The Monetary Policy Committee (MPC) of the Bank of England joined the FED and the RBA as the next major central bank to reduce its level of interest in a bid to negate the negative impact from diminished economic activity.
In an unscheduled gathering earlier today, the Committee decided to cut the rate by 50 basis points to 0.25 per cent. The decision itself is not that surprising in light of the current environment. Rather, it is its suddenness that surprised market experts.

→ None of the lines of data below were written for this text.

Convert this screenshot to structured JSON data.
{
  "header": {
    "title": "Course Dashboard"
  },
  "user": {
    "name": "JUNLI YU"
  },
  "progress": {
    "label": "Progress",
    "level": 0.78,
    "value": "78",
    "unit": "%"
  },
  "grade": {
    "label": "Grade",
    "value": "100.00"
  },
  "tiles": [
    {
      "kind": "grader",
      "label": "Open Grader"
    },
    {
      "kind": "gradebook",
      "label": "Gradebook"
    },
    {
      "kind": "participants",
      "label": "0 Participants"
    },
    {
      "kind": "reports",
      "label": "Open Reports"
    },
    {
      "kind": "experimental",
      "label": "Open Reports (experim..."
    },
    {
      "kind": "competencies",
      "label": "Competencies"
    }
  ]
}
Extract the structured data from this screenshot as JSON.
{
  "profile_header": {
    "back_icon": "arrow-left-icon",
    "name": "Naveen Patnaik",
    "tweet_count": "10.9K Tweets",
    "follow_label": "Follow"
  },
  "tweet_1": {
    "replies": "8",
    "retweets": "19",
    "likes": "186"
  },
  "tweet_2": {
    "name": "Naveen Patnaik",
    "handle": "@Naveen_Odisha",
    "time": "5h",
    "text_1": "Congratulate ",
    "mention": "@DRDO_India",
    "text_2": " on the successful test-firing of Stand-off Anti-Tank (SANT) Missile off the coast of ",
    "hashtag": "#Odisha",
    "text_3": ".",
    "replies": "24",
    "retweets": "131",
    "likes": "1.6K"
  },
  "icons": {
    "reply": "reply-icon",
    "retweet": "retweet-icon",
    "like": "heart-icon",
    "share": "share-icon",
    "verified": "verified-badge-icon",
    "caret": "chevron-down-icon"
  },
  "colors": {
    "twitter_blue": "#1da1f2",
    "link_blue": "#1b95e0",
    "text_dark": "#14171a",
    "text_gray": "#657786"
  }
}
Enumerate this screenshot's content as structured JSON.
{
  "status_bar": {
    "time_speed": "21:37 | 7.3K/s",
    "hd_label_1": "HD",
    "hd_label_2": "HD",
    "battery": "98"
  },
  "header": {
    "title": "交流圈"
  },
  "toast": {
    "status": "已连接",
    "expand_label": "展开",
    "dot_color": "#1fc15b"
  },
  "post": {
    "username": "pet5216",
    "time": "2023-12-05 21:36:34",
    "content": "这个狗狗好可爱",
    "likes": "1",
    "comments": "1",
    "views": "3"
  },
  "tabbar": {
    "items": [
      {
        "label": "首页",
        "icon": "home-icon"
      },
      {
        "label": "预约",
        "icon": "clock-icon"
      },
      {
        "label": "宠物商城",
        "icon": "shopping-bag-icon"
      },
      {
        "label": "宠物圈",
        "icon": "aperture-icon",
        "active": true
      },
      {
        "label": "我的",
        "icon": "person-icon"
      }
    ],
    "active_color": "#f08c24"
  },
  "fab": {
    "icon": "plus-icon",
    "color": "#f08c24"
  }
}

“The MPC voted unanimously for the Bank of England to introduce a new Term Funding scheme with additional incentives for Small and Medium-sized Enterprises (TFSME), financed by the issuance of central bank reserves.[…] The reduction in Bank Rate will help to support business and consumer confidence at a difficult time, to bolster the cash flows of businesses and households, and to reduce the cost, and to improve the availability, of finance.”
The adjusted monetary policy is aimed to act as insurance in case the COVID-19 situation were to deteriorate quickly. Yet, it is not driven by solely economic reasons, which is potentially creating a ticking timebomb, that can explode at a later stage.
Due to the resulting market surprise, the pound tanked immediately after the news was released. The GBPUSD temporarily broke down below the range's lower boundary, but afterwards, it reversed itself promptly.
Currently, the cable is attempting to close above the psychologically important 61.8 per cent Fibonacci retracement level at 1.29332, which is acting as a major resistance level.